My mother was diagnosed with depression 2 years after I died. My father left her and went on to a new wife; he and his wife have 1 beautiful child. After a year my mother was then put into a mental institution, died there as well. No one went to her funeral, that wasn't surprising. She didn't treat anyone right, she didn't deserve to have anyone at her funeral. I know it seems cruel, but that's what I think. You can't change my opinion. I felt happy for my father; he had a better wife, a wife who cared for him, who took care for him as well as their own child. I just wish I had that type of mother growing up. I didn't though. Which makes me sad. I then viewed all my happy memories, but now it was time for me to go so I took a deep breath and closed my eyes. The last ever words I said before I left were. "Goodbye".

My eyes looked down to see a knife stuck in my chest, I gasp for a breath as well as looking up to the one that killed me.

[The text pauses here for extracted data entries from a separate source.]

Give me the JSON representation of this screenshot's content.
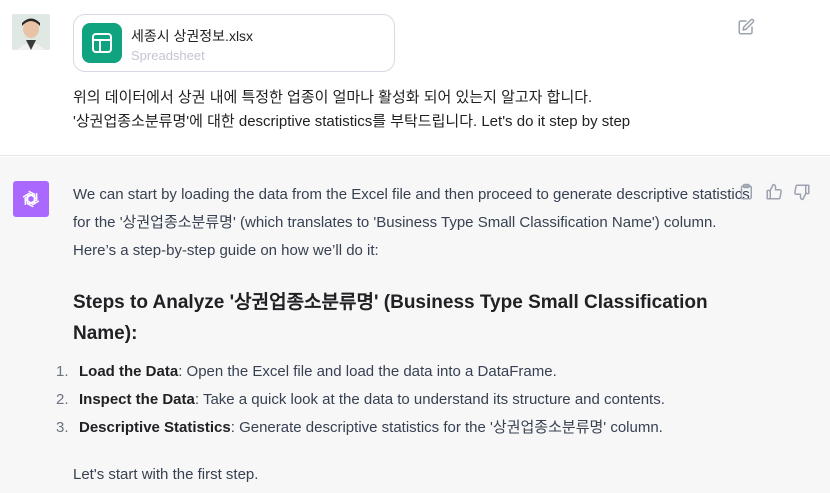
{
  "user": {
    "attachment": {
      "name": "세종시 상권정보.xlsx",
      "type": "Spreadsheet"
    },
    "message_line1": "위의 데이터에서 상권 내에 특정한 업종이 얼마나 활성화 되어 있는지 알고자 합니다.",
    "message_line2": "'상권업종소분류명'에 대한 descriptive statistics를 부탁드립니다. Let's do it step by step"
  },
  "assistant": {
    "intro": "We can start by loading the data from the Excel file and then proceed to generate descriptive statistics for the '상권업종소분류명' (which translates to 'Business Type Small Classification Name') column. Here’s a step-by-step guide on how we’ll do it:",
    "heading": "Steps to Analyze '상권업종소분류명' (Business Type Small Classification Name):",
    "steps": [
      {
        "num": "1.",
        "title": "Load the Data",
        "text": ": Open the Excel file and load the data into a DataFrame."
      },
      {
        "num": "2.",
        "title": "Inspect the Data",
        "text": ": Take a quick look at the data to understand its structure and contents."
      },
      {
        "num": "3.",
        "title": "Descriptive Statistics",
        "text": ": Generate descriptive statistics for the '상권업종소분류명' column."
      }
    ],
    "outro": "Let's start with the first step."
  },
  "icons": {
    "edit": "edit-icon",
    "copy": "clipboard-icon",
    "like": "thumbs-up-icon",
    "dislike": "thumbs-down-icon",
    "file": "spreadsheet-icon",
    "assistant_avatar": "openai-logo-icon"
  },
  "colors": {
    "accent_green": "#10a37f",
    "assistant_avatar": "#ab68ff",
    "assistant_bg": "#f7f7f8"
  }
}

My eyes well up with tears as I look at my sister, shock clear on her face. It had taken her a minute before realizing what she had done to me. Tears were streaming down her face, I could make out her saying I'm sorry. I smiled and shook my head before falling onto the wooden floor. Kim stumbled back and ran away leaving me to bleed out. She was long gone when I took my final breath, I shifted my head upwards slightly, the last thing I ever saw was a picture of me and my sister when I was 3 and she was 4. We were dressed up as princesses for Halloween, she and I we both laughing. The last tear fell down my face and I said my last words. "Goodbye."